В пятнадцать Денис понял: он не будет футболистом. Колени болели от сидения за инструментом. Лодыжки — от педалей. Глаза — от нот. Душа — от всего вышеперечисленного. Иркутск за окном стал для него не родным городом, а огромной камерой, в которой единственным окном был рояль.
Но пальцы… Пальцы к шестнадцати годам превратились в стальные когти сибирского медведя. Они могли взять аккорд, который не снился Листу. И на этом аккорде — повеситься. Или задушить им любого, кто скажет «футбол лучше».
И тогда мама сказала:
— Всё, Денис. Мы едем в Москву. Ты будешь звездой. В Иркутске тебя никто не понял. В Иркутске вообще никого не понимают — там слишком холодно для понимания.
— Какой звездой? — спросил Денис, в последний раз глядя на байкальский лёд из окна. — Футбольной?
— Фортепианной, — ласково ответила мама. — Разницы никакой. Там тоже поле. Только чёрно-белое. И ворота узкие. И бить надо не ногой, а головой об стену. И не забудь шапку — в Москве, говорят, тоже холодно, но не по-нашему.
Денис вздохнул. Погладил клавиши. Мысленно попрощался с мячом, который лопнул на морозе. И сказал:
— Ладно. Поехали. Но если я там не стану пианистом, я стану гробовщиком. Говорят, в Москве хоронить прибыльно.

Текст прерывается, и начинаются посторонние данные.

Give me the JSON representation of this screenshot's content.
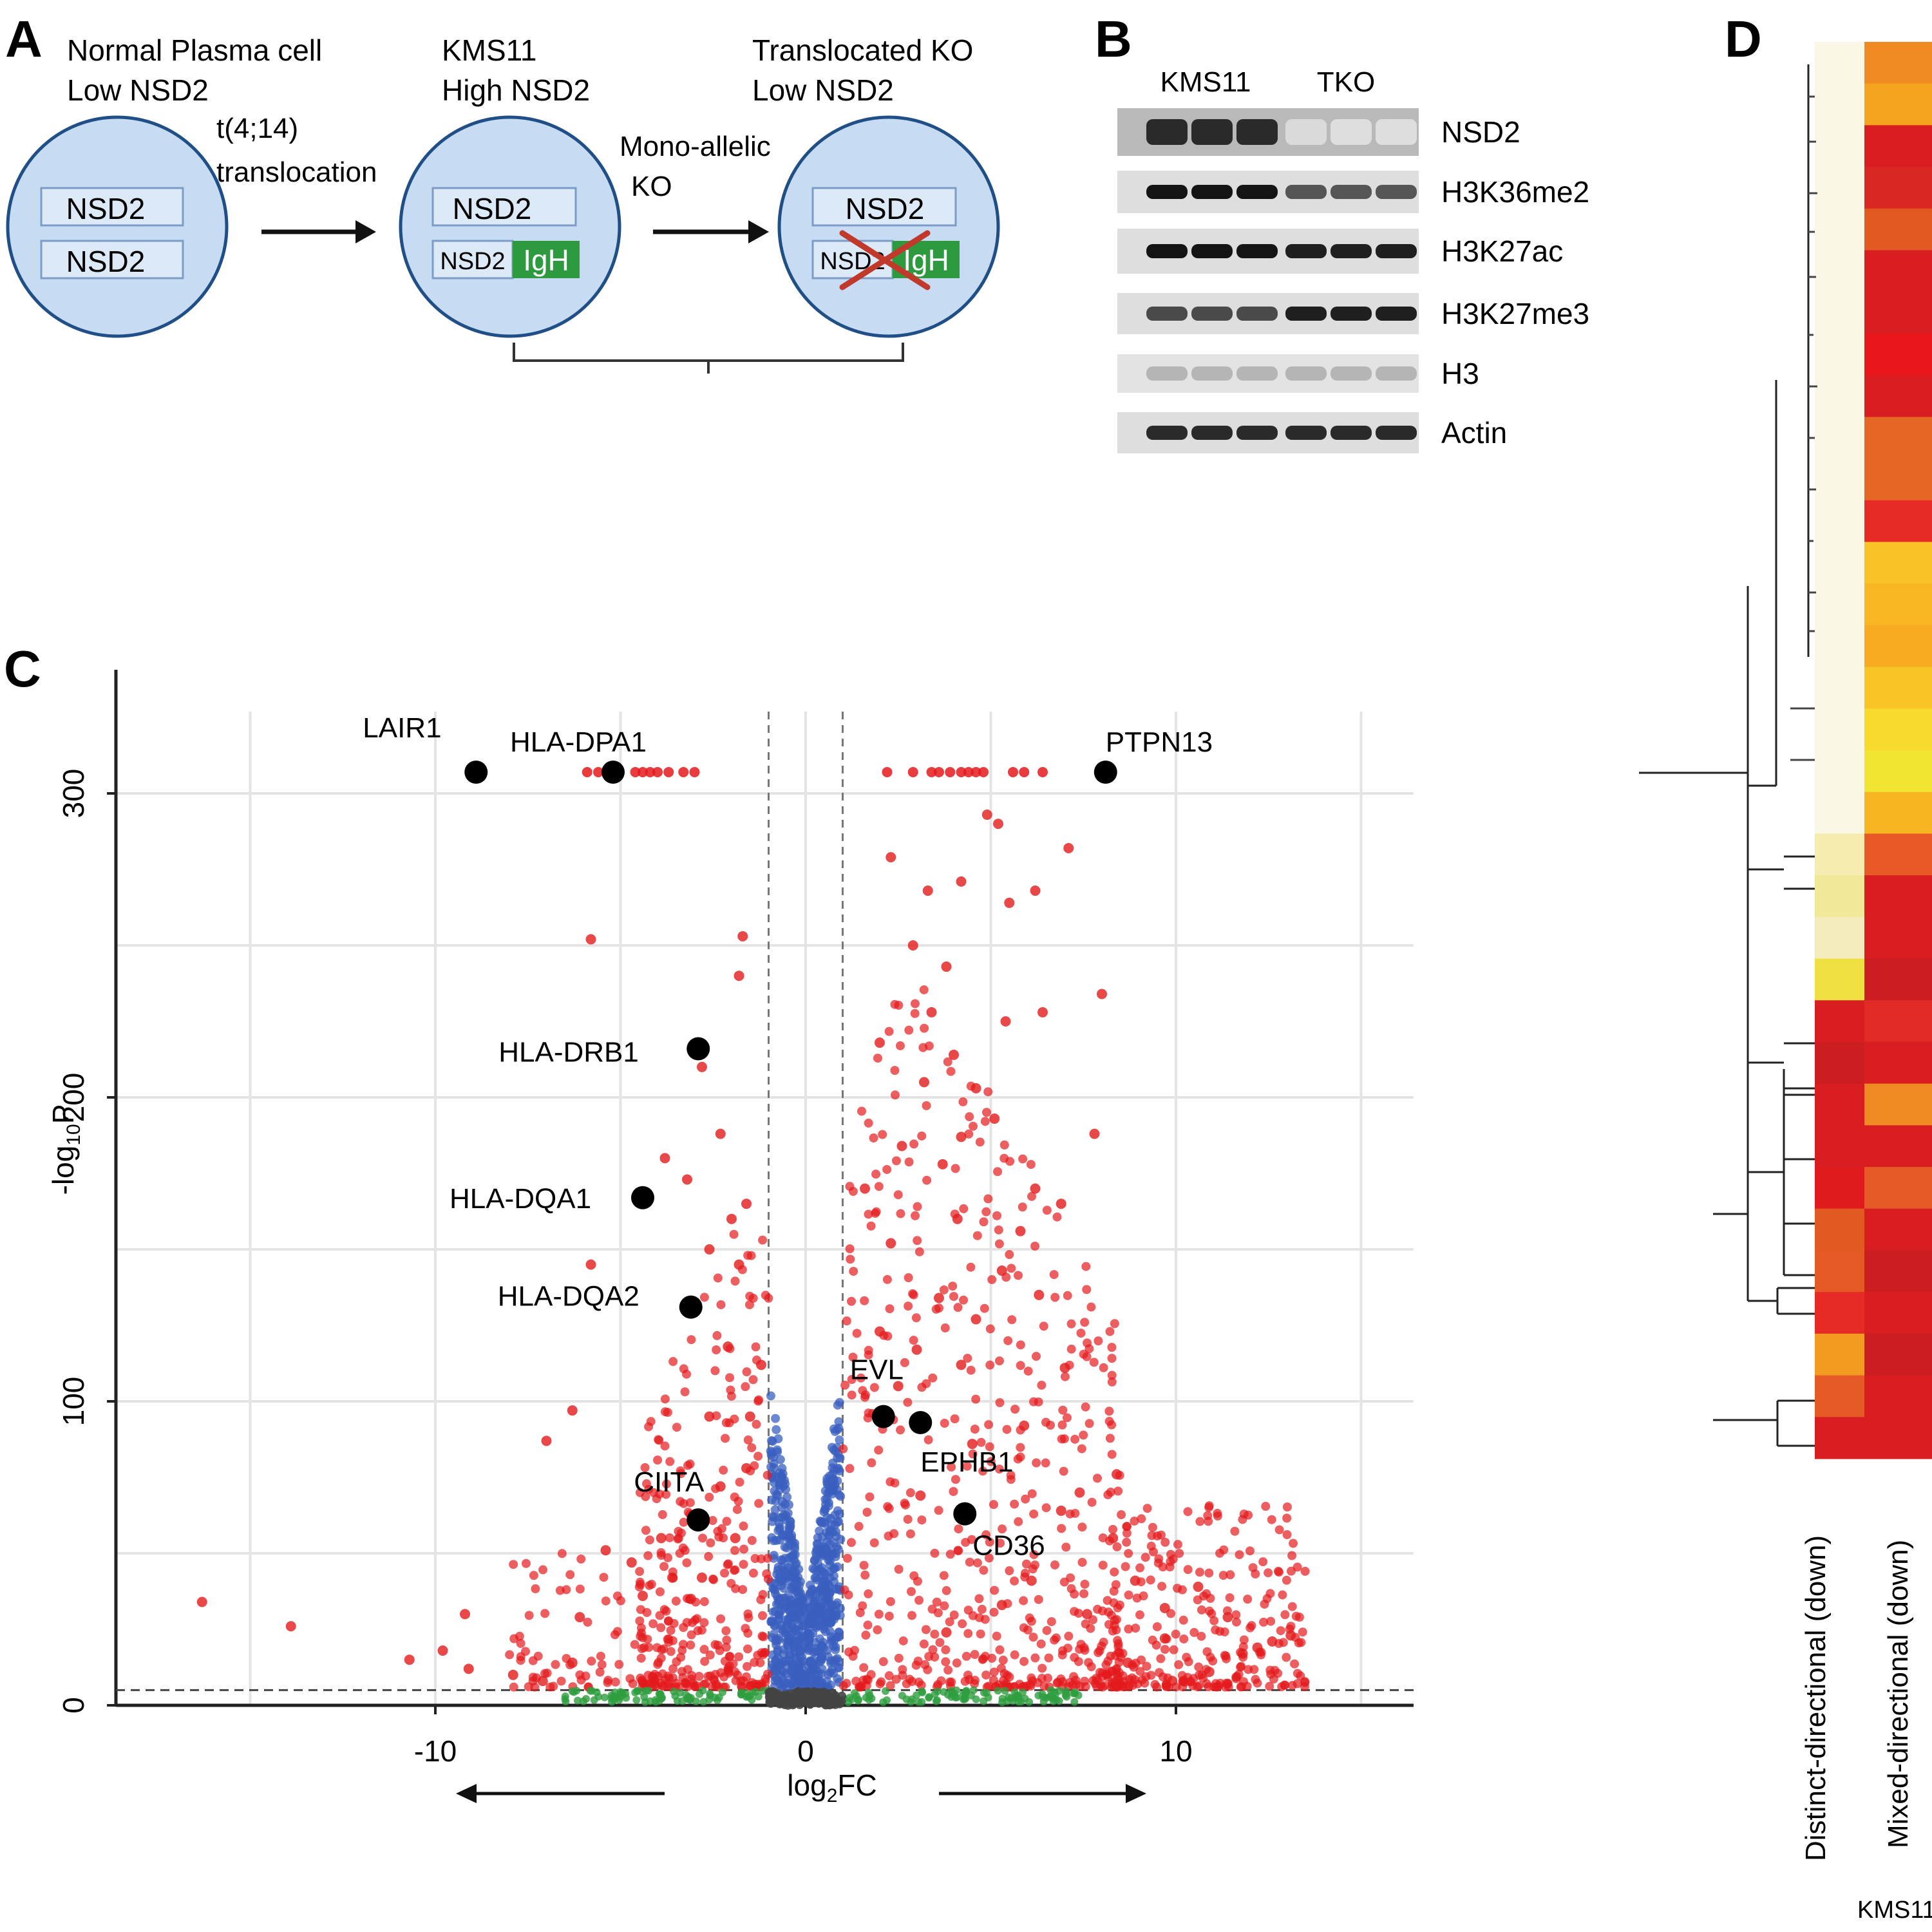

Бабушка перекрестилась. И добавила:
— Будь кем хочешь, внучок. Хоть гробовщиком. Главное, чтобы не футболистом. А то позор на всю Сибирь.
Так началась легенда.
===============Глава пятая (о пяти частях), трагическая: Четырнадцать лет в Москве, или первая (и последняя) любовь пиананиста.
Часть первая: взгляд холоднее иркутской зимы
Москва встретила Дениса не хлебом-солью, а платным туалетом на вокзале и комнатой в коммуналке, где пахло чужой жизнью. Иркутск остался где-то за Уралом — вместе с мячом, который лопнул на морозе, бабушкиными радикулитами и дворовой командой «Кожаный Мяч», которая теперь играла без него.
Денису было четырнадцать. Он ненавидел мир, фортепиано, мамины амбиции и собственную отросшую чёлку. Но он ещё не знал, что мир, фортепиано, мамины амбиции и чёлка — это цветочки. Ягодки назывались одним именем: Алиса.
Алиса появилась в Центральной музыкальной школе при консерватории внезапно, как пуля в висок из обреза. Она перевелась из Санкт-Петербурга — города дождей, гранита и отчаяния. Ей было тоже четырнадцать. Она играла Шопена так, что у рояля текли ножки. А выглядела так, что у Дениса отваливалась не только крышка инструмента, но и челюсть вместе с сибирским упрямством.
У Алисы были длинные русые волосы, которые падали на плечи как вода из Байкала — если бы Байкал плакал. Глаза — серые, как иркутское небо перед вечным ненастьем. И губы, которые не улыбались. Никогда. Потому что Алиса, как позже понял Денис, уже носила в себе трагедию размером с оперный театр и вечностью в придачу.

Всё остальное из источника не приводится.